Jack popped his head round the kitchen door. ‘What have you been up to now?’
‘I’ve not been up to nowt! It’s just that I know summat you don’t.’
Jack returned to making the coffee. ‘What’s that then?’
‘I’ve just been round to see Don.’
‘So?’ Returning with the coffee, Jack declared, ‘There’s nothing mysterious about going to Don’s place,’ he said. ‘You visit him most weeks that I know of.’
Lounging in the chair, Roy took a leisurely sip of his coffee. ‘I just thought you might be interested in what I’ve just seen.’

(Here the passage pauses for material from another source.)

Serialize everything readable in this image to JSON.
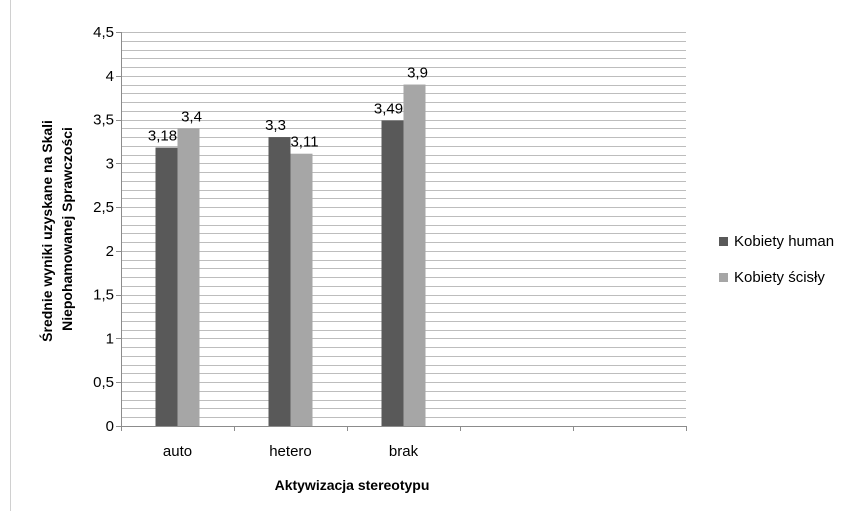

‘Now, why would that be?’ Settling into his armchair, one long leg dangling over the side of the chair and the other stretched out to the hearth, Jack waited for an answer.
Roy placed his cup in the hearth and leaned forward, his eyes aglow as he imparted his newly discovered secret. ‘He’s got a new woman friend.’
Jack stopped him right there. ‘Aw, look, I’ve no interest in the man’s love-life, for God’s sake. Why would I want to know a thing like that, eh?’
Undeterred, Roy continued, ‘She told him her name was Helen, only her name isn’t. It’s Georgina.’